FDA grants breakthrough therapy designation for Dravet syndrome treatment
The FDA has granted Zogenix Inc. breakthrough therapy designation for low-dose fenfluramine use to treat seizures related to Dravet syndrome, according to a press release issued by the company.
Dravet syndrome is a severe form of epilepsy caused by genetic dysfunction within the brain. Most people with the condition experience onset within the first year of life. Seizures are often accompanied by fever. This syndrome is considered an intractable or uncontrollable condition.
ZX008 has reached both primary and secondary efficacy endpoints for the treatment of seizures caused by Dravet syndrome in a phase 3 trial and has received fast track designation within the United States. The drug also is designated as an orphan drug in Europe.

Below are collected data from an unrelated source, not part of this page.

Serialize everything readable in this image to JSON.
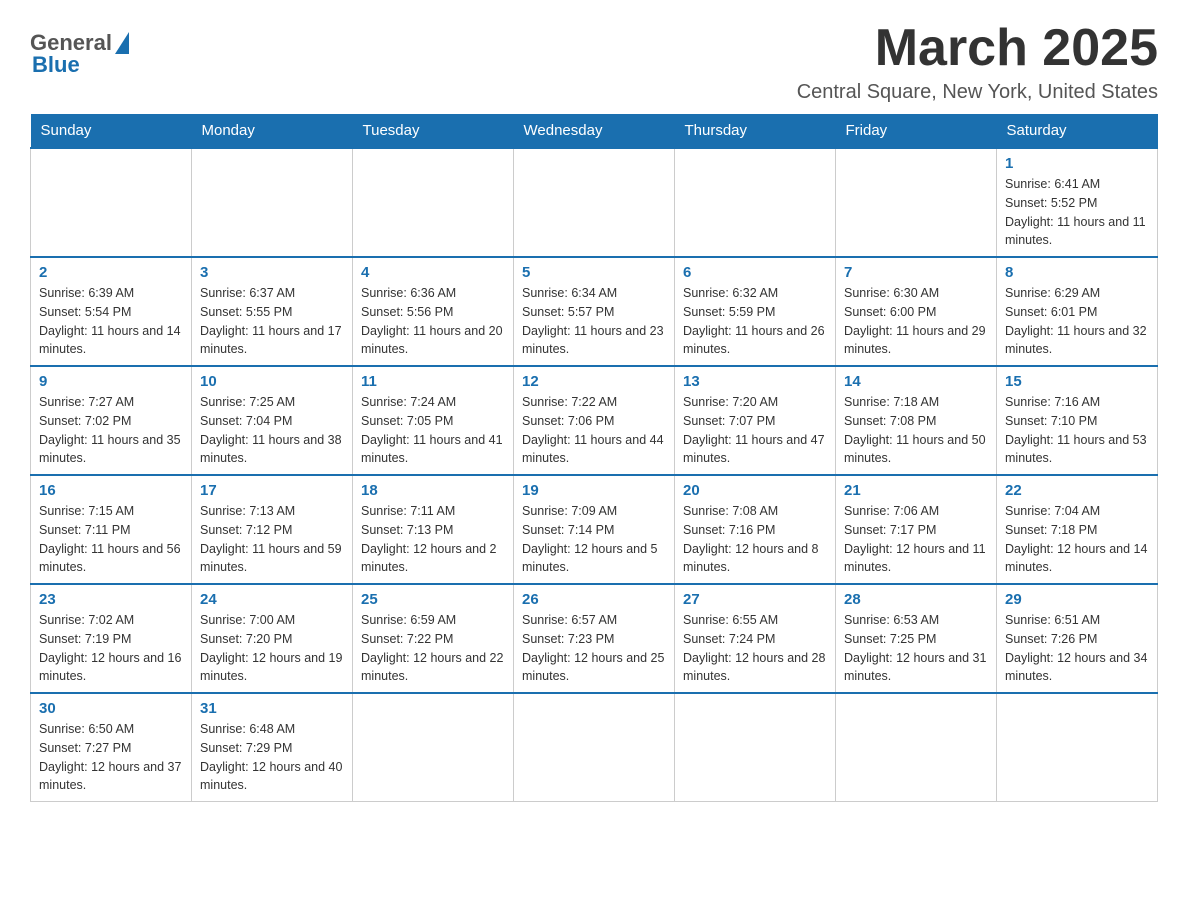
{
  "header": {
    "logo": {
      "general_text": "General",
      "blue_text": "Blue"
    },
    "title": "March 2025",
    "location": "Central Square, New York, United States"
  },
  "days_of_week": [
    "Sunday",
    "Monday",
    "Tuesday",
    "Wednesday",
    "Thursday",
    "Friday",
    "Saturday"
  ],
  "weeks": [
    [
      {
        "day": "",
        "info": ""
      },
      {
        "day": "",
        "info": ""
      },
      {
        "day": "",
        "info": ""
      },
      {
        "day": "",
        "info": ""
      },
      {
        "day": "",
        "info": ""
      },
      {
        "day": "",
        "info": ""
      },
      {
        "day": "1",
        "info": "Sunrise: 6:41 AM\nSunset: 5:52 PM\nDaylight: 11 hours and 11 minutes."
      }
    ],
    [
      {
        "day": "2",
        "info": "Sunrise: 6:39 AM\nSunset: 5:54 PM\nDaylight: 11 hours and 14 minutes."
      },
      {
        "day": "3",
        "info": "Sunrise: 6:37 AM\nSunset: 5:55 PM\nDaylight: 11 hours and 17 minutes."
      },
      {
        "day": "4",
        "info": "Sunrise: 6:36 AM\nSunset: 5:56 PM\nDaylight: 11 hours and 20 minutes."
      },
      {
        "day": "5",
        "info": "Sunrise: 6:34 AM\nSunset: 5:57 PM\nDaylight: 11 hours and 23 minutes."
      },
      {
        "day": "6",
        "info": "Sunrise: 6:32 AM\nSunset: 5:59 PM\nDaylight: 11 hours and 26 minutes."
      },
      {
        "day": "7",
        "info": "Sunrise: 6:30 AM\nSunset: 6:00 PM\nDaylight: 11 hours and 29 minutes."
      },
      {
        "day": "8",
        "info": "Sunrise: 6:29 AM\nSunset: 6:01 PM\nDaylight: 11 hours and 32 minutes."
      }
    ],
    [
      {
        "day": "9",
        "info": "Sunrise: 7:27 AM\nSunset: 7:02 PM\nDaylight: 11 hours and 35 minutes."
      },
      {
        "day": "10",
        "info": "Sunrise: 7:25 AM\nSunset: 7:04 PM\nDaylight: 11 hours and 38 minutes."
      },
      {
        "day": "11",
        "info": "Sunrise: 7:24 AM\nSunset: 7:05 PM\nDaylight: 11 hours and 41 minutes."
      },
      {
        "day": "12",
        "info": "Sunrise: 7:22 AM\nSunset: 7:06 PM\nDaylight: 11 hours and 44 minutes."
      },
      {
        "day": "13",
        "info": "Sunrise: 7:20 AM\nSunset: 7:07 PM\nDaylight: 11 hours and 47 minutes."
      },
      {
        "day": "14",
        "info": "Sunrise: 7:18 AM\nSunset: 7:08 PM\nDaylight: 11 hours and 50 minutes."
      },
      {
        "day": "15",
        "info": "Sunrise: 7:16 AM\nSunset: 7:10 PM\nDaylight: 11 hours and 53 minutes."
      }
    ],
    [
      {
        "day": "16",
        "info": "Sunrise: 7:15 AM\nSunset: 7:11 PM\nDaylight: 11 hours and 56 minutes."
      },
      {
        "day": "17",
        "info": "Sunrise: 7:13 AM\nSunset: 7:12 PM\nDaylight: 11 hours and 59 minutes."
      },
      {
        "day": "18",
        "info": "Sunrise: 7:11 AM\nSunset: 7:13 PM\nDaylight: 12 hours and 2 minutes."
      },
      {
        "day": "19",
        "info": "Sunrise: 7:09 AM\nSunset: 7:14 PM\nDaylight: 12 hours and 5 minutes."
      },
      {
        "day": "20",
        "info": "Sunrise: 7:08 AM\nSunset: 7:16 PM\nDaylight: 12 hours and 8 minutes."
      },
      {
        "day": "21",
        "info": "Sunrise: 7:06 AM\nSunset: 7:17 PM\nDaylight: 12 hours and 11 minutes."
      },
      {
        "day": "22",
        "info": "Sunrise: 7:04 AM\nSunset: 7:18 PM\nDaylight: 12 hours and 14 minutes."
      }
    ],
    [
      {
        "day": "23",
        "info": "Sunrise: 7:02 AM\nSunset: 7:19 PM\nDaylight: 12 hours and 16 minutes."
      },
      {
        "day": "24",
        "info": "Sunrise: 7:00 AM\nSunset: 7:20 PM\nDaylight: 12 hours and 19 minutes."
      },
      {
        "day": "25",
        "info": "Sunrise: 6:59 AM\nSunset: 7:22 PM\nDaylight: 12 hours and 22 minutes."
      },
      {
        "day": "26",
        "info": "Sunrise: 6:57 AM\nSunset: 7:23 PM\nDaylight: 12 hours and 25 minutes."
      },
      {
        "day": "27",
        "info": "Sunrise: 6:55 AM\nSunset: 7:24 PM\nDaylight: 12 hours and 28 minutes."
      },
      {
        "day": "28",
        "info": "Sunrise: 6:53 AM\nSunset: 7:25 PM\nDaylight: 12 hours and 31 minutes."
      },
      {
        "day": "29",
        "info": "Sunrise: 6:51 AM\nSunset: 7:26 PM\nDaylight: 12 hours and 34 minutes."
      }
    ],
    [
      {
        "day": "30",
        "info": "Sunrise: 6:50 AM\nSunset: 7:27 PM\nDaylight: 12 hours and 37 minutes."
      },
      {
        "day": "31",
        "info": "Sunrise: 6:48 AM\nSunset: 7:29 PM\nDaylight: 12 hours and 40 minutes."
      },
      {
        "day": "",
        "info": ""
      },
      {
        "day": "",
        "info": ""
      },
      {
        "day": "",
        "info": ""
      },
      {
        "day": "",
        "info": ""
      },
      {
        "day": "",
        "info": ""
      }
    ]
  ]
}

“We are very pleased that the FDA has granted breakthrough therapy designation based on the efficacy and safety results from Study 1 reported in the fall of 2017,” Gail M. Farfel, PhD, chief development officer of Zogenix, said in the release. “We look forward to working closely with the FDA as we conclude our phase 3 clinical program in Dravet syndrome, a rare and catastrophic form of childhood epilepsy.
ZX008 can also be used for the treatment of Lennox-Gastaut syndrome, according to the release This form of epilepsy is also severe and begins in childhood. Those who have this condition are likely to also have intellectual disability.
The FDA grants breakthrough therapy designation to manufacturers who are developing medications intended for use in serious and life-threatening diseases and conditions. These medications require preliminary clinical evidence that its effects provide significant improvement in at least one clinically significant endpoint when compared to other available therapies.